Tags: data

400 Friday, August 29th, 2025

Databasing

A few years back, Craig wrote a great piece called Fast Software, the Best Software:

Speed in software is probably the most valuable, least valued asset. To me, speedy software is the difference between an application smoothly integrating into your life, and one called upon with great reluctance.

Nelson Elhage said much the same thing in his reflections on software performance:

I’ve really come to appreciate that performance isn’t just some property of a tool independent from its functionality or its feature set. Performance — in particular, being notably fast — is a feature in and of its own right, which fundamentally alters how a tool is used and perceived.

Or, as Robin put it:

I don’t think a website can be good until it’s fast.
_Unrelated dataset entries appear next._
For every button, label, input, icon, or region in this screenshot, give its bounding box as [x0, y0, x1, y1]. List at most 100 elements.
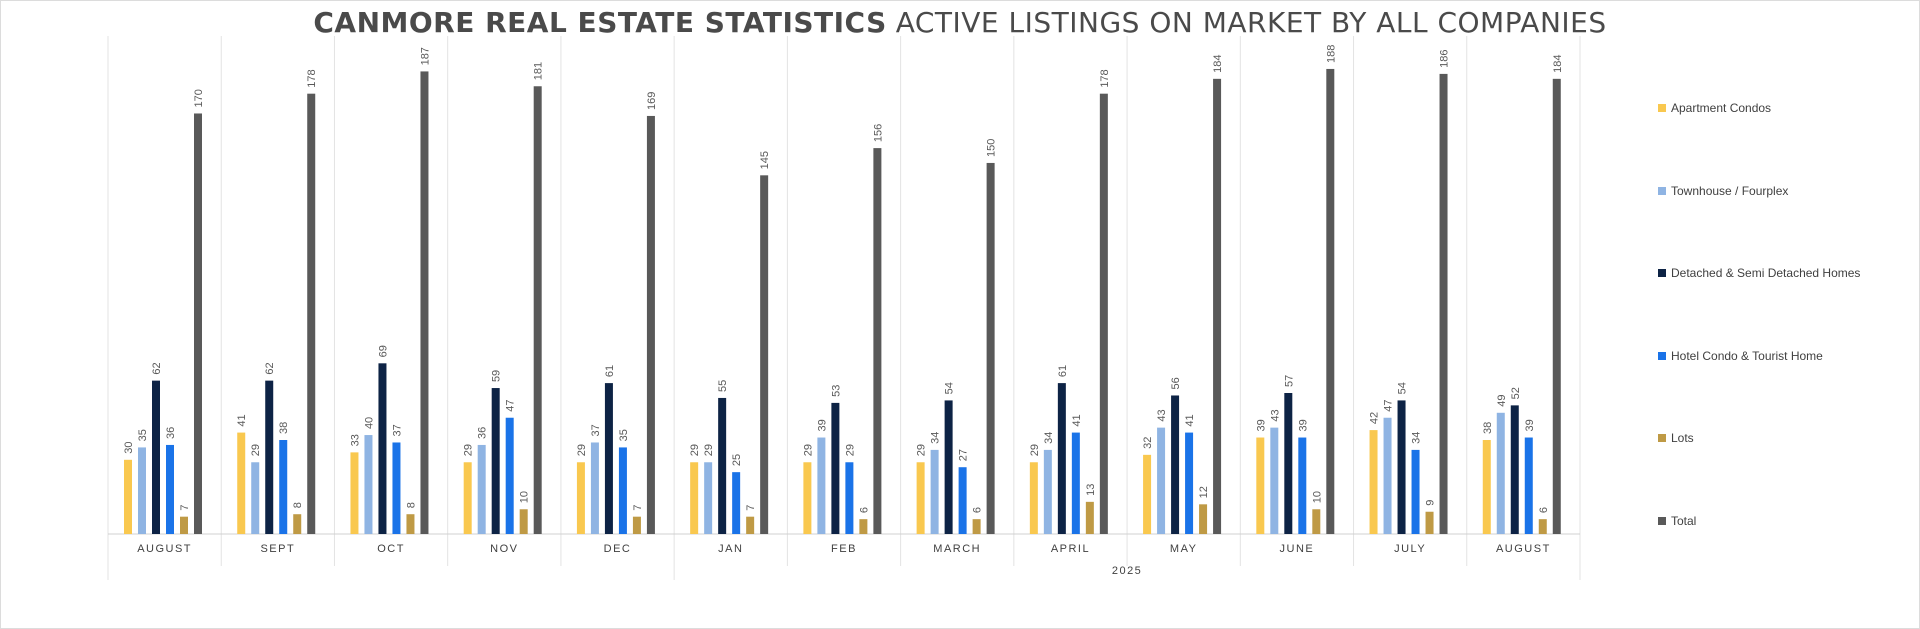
bar	[1326, 68, 1335, 535]
data-label: 39	[1524, 419, 1536, 431]
bar	[491, 388, 500, 534]
data-label: 12	[1198, 486, 1210, 498]
data-label: 37	[590, 424, 602, 436]
data-label: 150	[986, 139, 998, 157]
data-label: 55	[717, 380, 729, 392]
data-label: 6	[972, 507, 984, 513]
chart-title-main: CANMORE REAL ESTATE STATISTICS	[313, 6, 887, 39]
bar	[590, 442, 599, 534]
chart-title: CANMORE REAL ESTATE STATISTICS ACTIVE LI…	[0, 6, 1920, 39]
legend-label: Apartment Condos	[1671, 101, 1772, 115]
data-label: 29	[916, 444, 928, 456]
data-label: 62	[264, 362, 276, 374]
data-label: 8	[292, 502, 304, 508]
data-label: 29	[250, 444, 262, 456]
bar	[1298, 437, 1307, 534]
legend-swatch	[1658, 434, 1666, 442]
bar	[378, 363, 387, 534]
data-label: 35	[618, 429, 630, 441]
bar	[732, 472, 741, 534]
bar	[930, 449, 939, 534]
bar	[632, 516, 641, 534]
data-label: 57	[1283, 375, 1295, 387]
bar	[944, 400, 953, 534]
x-tick-label: JUNE	[1280, 543, 1315, 555]
data-label: 27	[958, 449, 970, 461]
data-label: 36	[477, 427, 489, 439]
data-label: 47	[505, 399, 517, 411]
bar	[986, 162, 995, 534]
data-label: 10	[1311, 491, 1323, 503]
bar	[138, 447, 146, 534]
bar	[1496, 412, 1505, 534]
year-label: 2025	[1112, 565, 1142, 577]
bar	[505, 417, 514, 534]
bar	[618, 447, 627, 534]
bar	[1213, 78, 1222, 534]
bar	[817, 437, 826, 534]
data-label: 34	[1043, 432, 1055, 444]
data-label: 61	[1057, 365, 1069, 377]
data-label: 43	[1156, 409, 1168, 421]
data-label: 29	[703, 444, 715, 456]
data-label: 170	[193, 89, 205, 107]
bar	[251, 462, 260, 534]
bar	[1538, 519, 1547, 534]
data-label: 36	[165, 427, 177, 439]
bar	[166, 444, 174, 534]
legend-swatch	[1658, 269, 1666, 277]
legend-label: Lots	[1671, 431, 1694, 445]
bar	[194, 113, 202, 534]
data-label: 35	[137, 429, 149, 441]
data-label: 169	[646, 92, 658, 110]
legend-label: Total	[1671, 513, 1697, 528]
data-label: 29	[576, 444, 588, 456]
data-label: 6	[858, 507, 870, 513]
data-label: 54	[1397, 382, 1409, 394]
x-tick-label: SEPT	[260, 543, 295, 555]
bar	[1524, 437, 1533, 534]
bar	[350, 452, 359, 534]
x-tick-label: AUGUST	[137, 543, 192, 555]
bar	[1411, 449, 1420, 534]
bar	[704, 462, 713, 534]
x-tick-label: MAY	[1170, 543, 1198, 555]
data-label: 69	[377, 345, 389, 357]
data-label: 61	[604, 365, 616, 377]
data-label: 34	[930, 432, 942, 444]
bar	[533, 86, 542, 535]
data-label: 42	[1369, 412, 1381, 424]
data-label: 40	[363, 417, 375, 429]
data-label: 25	[731, 454, 743, 466]
bar	[279, 440, 288, 534]
legend-item: Hotel Condo & Tourist Home	[1658, 348, 1823, 364]
bar	[1143, 454, 1152, 534]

Those sentiments underpin The Session. Speed is as much a priority as usability, accessibility, privacy, and security.

I’m fortunate in that the site doesn’t have an underlying business model at odds with these priorities. I’m under no pressure to add third-party code that would track users and slow down the website.

When it comes to making fast websites, most of the obstacles are put in place by front-end development, mostly JavaScript. I’ve been pretty ruthless in my pursuit of speed on The Session, removing as much JavaScript as possible. On the bigger pages, the bottleneck now is DOM size rather than parsing and excuting JavaScript. As bottlenecks go, it’s not the worst.

But even with all my core web vitals looking good, I still have an issue that can’t be solved with front-end optimisations. Time to first byte (or TTFB if you’d rather use an initialism that takes just as long to say as the words it’s replacing).

When it comes to reducing the time to first byte, there are plenty of factors that are out of my control. But in the case of The Session, something I do have control over is the server set-up, specifically the database.

Now I could probably solve a lot of my speed issues by throwing money at the problem. If I got a bigger better server with more RAM and CPUs, I’m pretty sure it would improve the time to first byte. But my wallet wouldn’t thank me.

(It’s still worth acknowledging that this is a perfectly valid approach when it comes to back-end optimisation that isn’t available on the front end; you can’t buy all your users new devices.)

So I’ve been spending some time really getting to grips with the MySQL database that underpins The Session. It was already normalised and indexed to the hilt. But perhaps there were server settings that could be tweaked.

This is where I have to give a shout-out to Releem, a service that is exactly what I needed. It monitors your database and then over time suggests configuration tweaks, explaining each one along the way. It’s a seriously good service that feels as empowering as it is useful.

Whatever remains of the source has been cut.